On 05, sep 2015 | In | By lablax

Stille-stykkje

Stille-stykkje:
Olav Kielland: Villarkorn
Erik Dæhlin: Den tredje, første, andre, åttende, sjuende dagen
Ingfrid Breie Nyhus, piano

 
These 20 «Quiet Pieces», stille-stykkje, are Olav Kielland’s piano music Villarkorn, drawing inspiration from Norwegian folk music and the harding fiddle, and Erik Daehlin’s new music based on a folk song about a visionary dream, as sung on an old recording.

Pianist Ingfrid Breie Nyhus plays the music as if it was folk music – taking on a journey through simplicity, repetitivity, groove, and listening states.
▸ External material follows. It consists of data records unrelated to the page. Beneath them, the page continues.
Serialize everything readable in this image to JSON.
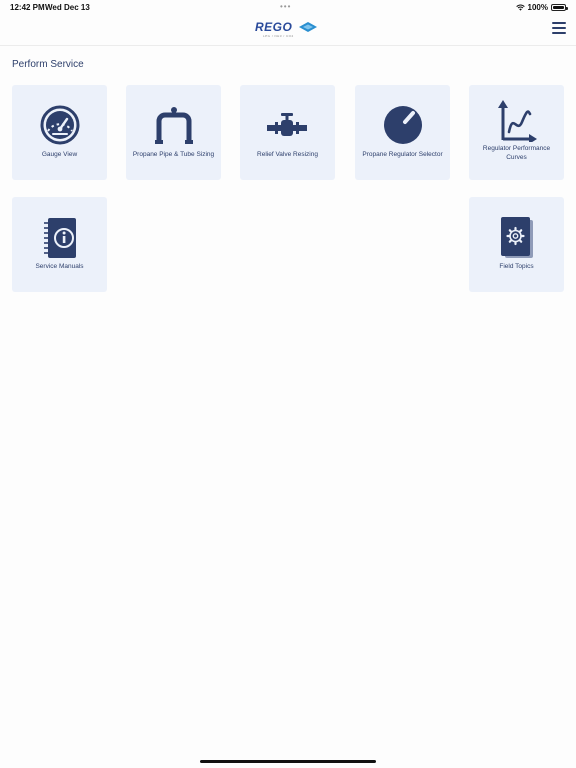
{
  "status": {
    "time": "12:42 PM",
    "date": "Wed Dec 13",
    "dots": "•••",
    "battery": "100%"
  },
  "header": {
    "logo_text": "REGO",
    "logo_tagline": "LPG / NH3 / CO2"
  },
  "page": {
    "section_title": "Perform Service"
  },
  "cards": [
    {
      "label": "Gauge View",
      "icon": "gauge-icon"
    },
    {
      "label": "Propane Pipe & Tube Sizing",
      "icon": "pipe-icon"
    },
    {
      "label": "Relief Valve Resizing",
      "icon": "valve-icon"
    },
    {
      "label": "Propane Regulator Selector",
      "icon": "regulator-dial-icon"
    },
    {
      "label": "Regulator Performance Curves",
      "icon": "curve-chart-icon"
    },
    {
      "label": "Service Manuals",
      "icon": "manual-book-icon"
    },
    {
      "label": "Field Topics",
      "icon": "settings-book-icon"
    }
  ],
  "colors": {
    "accent": "#2d3f6b",
    "card_bg": "#ecf1fa"
  }
}
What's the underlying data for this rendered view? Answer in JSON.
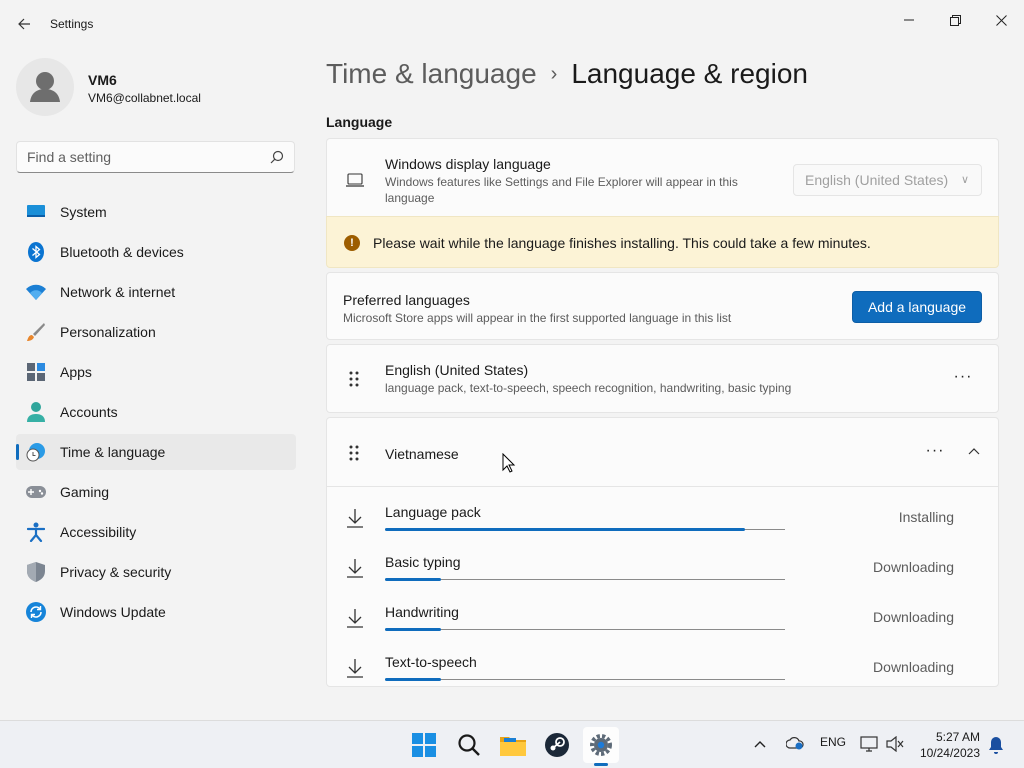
{
  "window": {
    "title": "Settings",
    "back_icon": "back-arrow-icon",
    "minimize_icon": "minimize-icon",
    "maximize_icon": "restore-icon",
    "close_icon": "close-icon"
  },
  "profile": {
    "name": "VM6",
    "email": "VM6@collabnet.local",
    "avatar_icon": "person-avatar-icon"
  },
  "search": {
    "placeholder": "Find a setting",
    "icon": "search-icon"
  },
  "sidebar": {
    "items": [
      {
        "label": "System",
        "icon": "system-icon"
      },
      {
        "label": "Bluetooth & devices",
        "icon": "bluetooth-icon"
      },
      {
        "label": "Network & internet",
        "icon": "wifi-icon"
      },
      {
        "label": "Personalization",
        "icon": "brush-icon"
      },
      {
        "label": "Apps",
        "icon": "apps-icon"
      },
      {
        "label": "Accounts",
        "icon": "accounts-icon"
      },
      {
        "label": "Time & language",
        "icon": "time-language-icon",
        "active": true
      },
      {
        "label": "Gaming",
        "icon": "gamepad-icon"
      },
      {
        "label": "Accessibility",
        "icon": "accessibility-icon"
      },
      {
        "label": "Privacy & security",
        "icon": "shield-icon"
      },
      {
        "label": "Windows Update",
        "icon": "update-icon"
      }
    ]
  },
  "breadcrumb": {
    "parent": "Time & language",
    "separator": "›",
    "current": "Language & region"
  },
  "language_section": {
    "title": "Language",
    "display_language": {
      "title": "Windows display language",
      "description": "Windows features like Settings and File Explorer will appear in this language",
      "selected": "English (United States)",
      "icon": "laptop-icon"
    },
    "warning": {
      "icon": "warning-icon",
      "text": "Please wait while the language finishes installing. This could take a few minutes."
    },
    "preferred": {
      "title": "Preferred languages",
      "description": "Microsoft Store apps will appear in the first supported language in this list",
      "add_button": "Add a language"
    },
    "languages": [
      {
        "name": "English (United States)",
        "features": "language pack, text-to-speech, speech recognition, handwriting, basic typing",
        "more": "···"
      },
      {
        "name": "Vietnamese",
        "more": "···",
        "expanded": true,
        "components": [
          {
            "name": "Language pack",
            "status": "Installing",
            "progress": 0.9
          },
          {
            "name": "Basic typing",
            "status": "Downloading",
            "progress": 0.14
          },
          {
            "name": "Handwriting",
            "status": "Downloading",
            "progress": 0.14
          },
          {
            "name": "Text-to-speech",
            "status": "Downloading",
            "progress": 0.14
          }
        ]
      }
    ]
  },
  "taskbar": {
    "apps": [
      {
        "name": "start",
        "icon": "windows-start-icon"
      },
      {
        "name": "search",
        "icon": "search-icon"
      },
      {
        "name": "file-explorer",
        "icon": "folder-icon"
      },
      {
        "name": "steam",
        "icon": "steam-icon"
      },
      {
        "name": "settings",
        "icon": "gear-icon",
        "active": true
      }
    ],
    "tray": {
      "chevron_icon": "chevron-up-icon",
      "cloud_icon": "onedrive-icon",
      "input_language": "ENG",
      "network_icon": "network-icon",
      "volume_icon": "volume-muted-icon",
      "notification_icon": "bell-icon"
    },
    "clock": {
      "time": "5:27 AM",
      "date": "10/24/2023"
    }
  },
  "colors": {
    "accent": "#0f6cbd",
    "warning_bg": "#fcf3d6",
    "warning_icon": "#9d5d00",
    "window_bg": "#f3f3f3",
    "card_bg": "#fbfbfb"
  }
}
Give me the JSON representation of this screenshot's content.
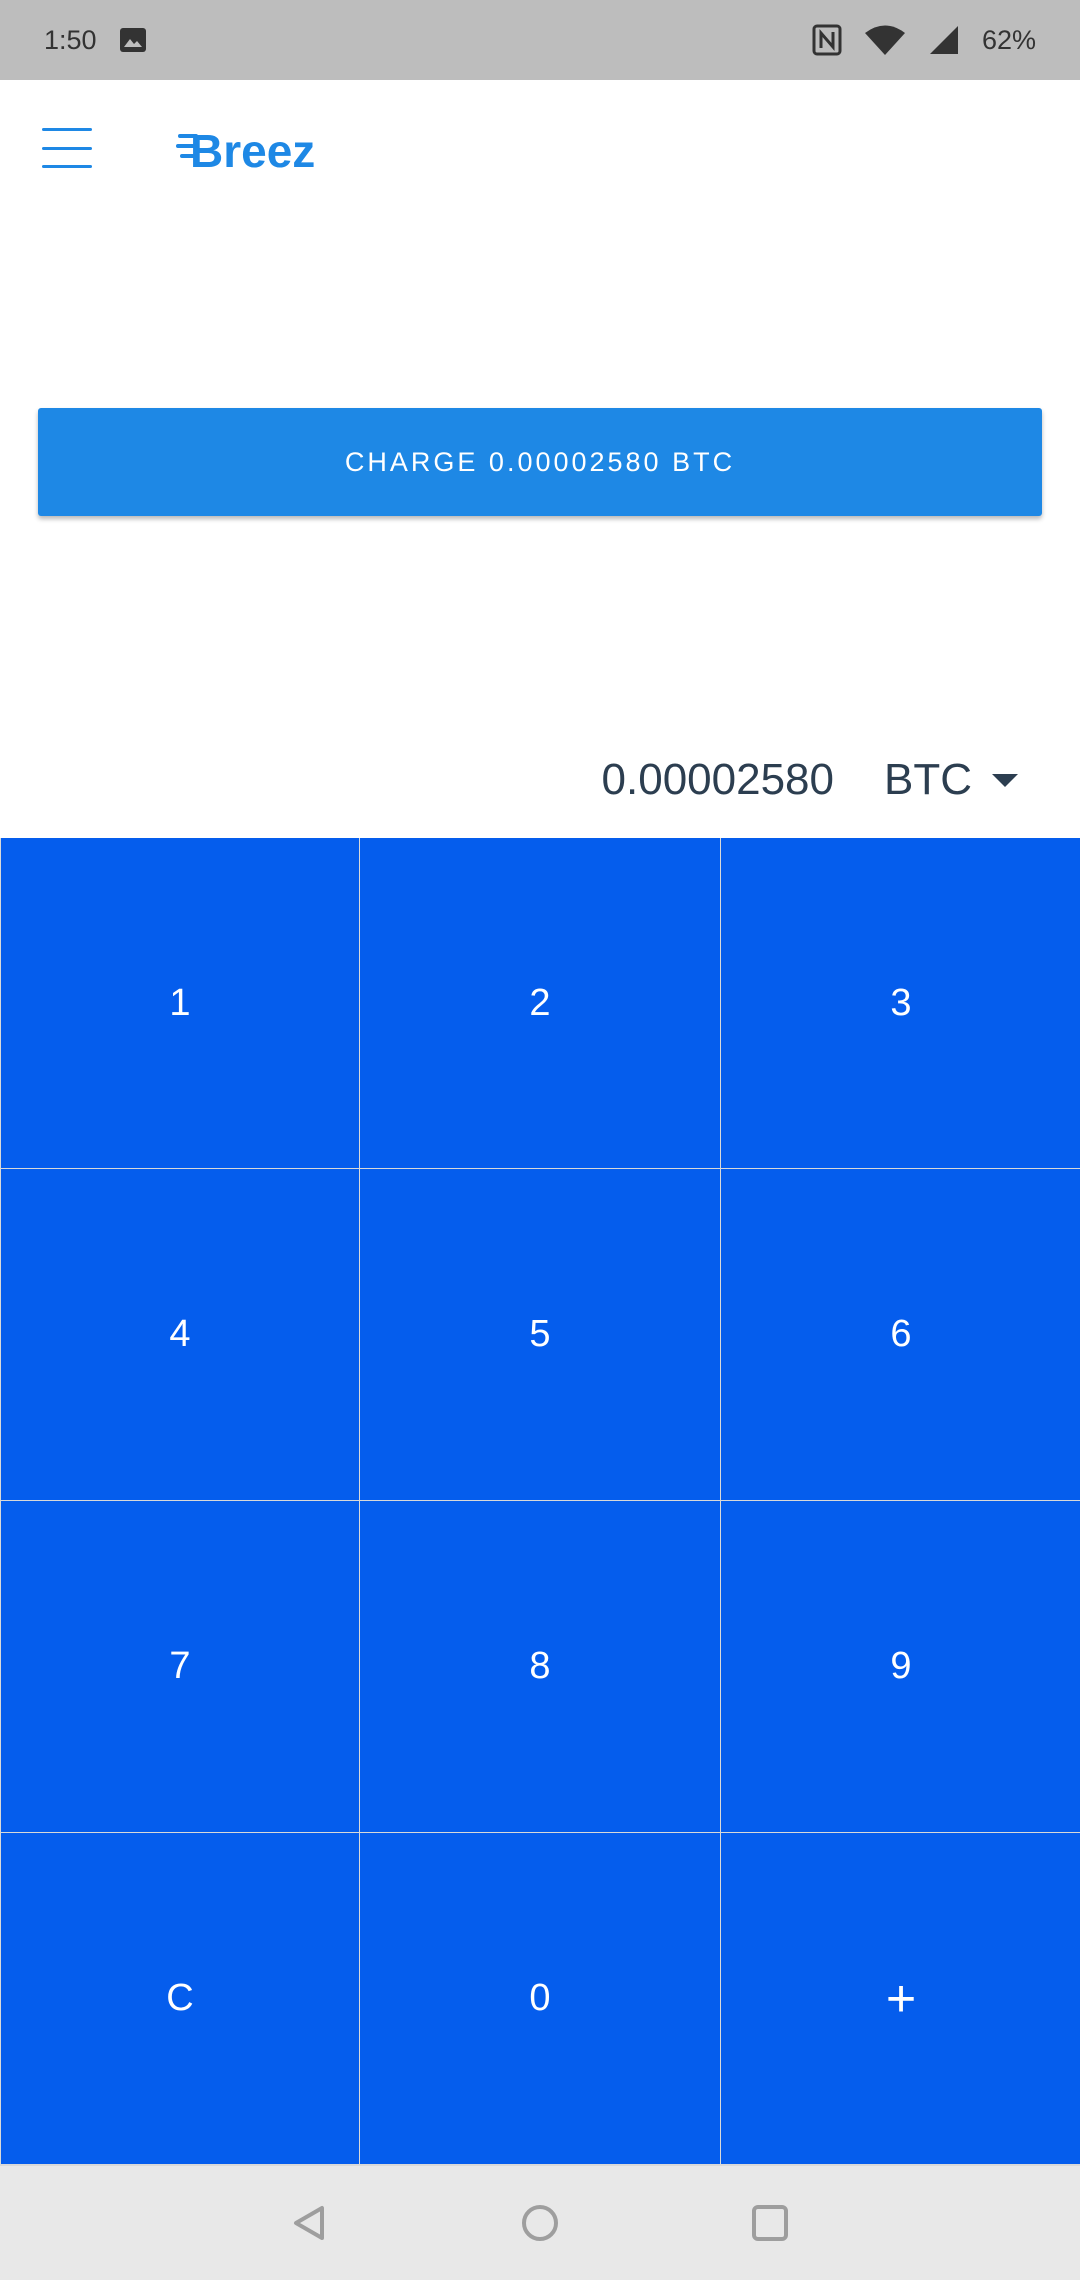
{
  "status_bar": {
    "time": "1:50",
    "battery": "62%",
    "icons": [
      "image-icon",
      "nfc-icon",
      "wifi-icon",
      "signal-icon"
    ]
  },
  "app_bar": {
    "menu_icon": "hamburger-menu-icon",
    "logo_text": "Breez",
    "logo_color": "#1e88e5"
  },
  "charge_button": {
    "label": "CHARGE 0.00002580 BTC",
    "color": "#1e88e5"
  },
  "amount": {
    "value": "0.00002580",
    "currency": "BTC"
  },
  "keypad": {
    "color": "#055ded",
    "keys": [
      "1",
      "2",
      "3",
      "4",
      "5",
      "6",
      "7",
      "8",
      "9",
      "C",
      "0",
      "+"
    ]
  },
  "nav_bar": {
    "icons": [
      "back-icon",
      "home-icon",
      "recents-icon"
    ]
  }
}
Norwegian composer and conductor Olav Kielland (1901-1985) wrote the piano work Villarkorn in the 1940s, published in 1951, a set of 20 «quiet pieces». They were written after he moved to the district of Telemark in Norway, to live close to the rich folk music traditions there. The pieces are composed with the traits of the harding fiddle music as building bricks, and they also hint to the tales of magical creatures and powers that have been an important part of folk songs and stories, even everyday life, of the people. Norwegian composer and performing artist Erik Daehlin (born 1976) has made five pieces for this album, named The Third Day, The First Day, The Second Day, The Eight Day, The Seventh Day. They are variations built upon an old recording from 1937, Margit Boe singing the folk song Draumkvedet. This folk song tells the tale of Olav who slept for 13 days, visiting the afterlife in his trancelike dream.

www.stillestykkje.com

iTunes
Wimp/Tidal

To order the physical CD: cd@lablabel.no

«Ingfrid Breie Nyhus is a magically poetic pianist who specializes in repertoire that combines modern classical and folk idioms. (…) Nyhus internalizes the Kielland ethos and gives it back to us with beautifully evocative performances. If Satie was Norwegian and became enthralled with local forms, his music might have sounded something like this. (…) The snippets of recorded vocalizations come at us in a quietly, ghostly sort of eerieness, as if the past were communicating to us from a distance, very much still alive. (…) It is thoroughly beautiful, still, quiet, yet with a movement through to the present, like water rippling forward inexorably but gently in a quiet rural stream. This is a program of great beauty. Ms. Nyhus gives us ideal performances. Strongly recommended.»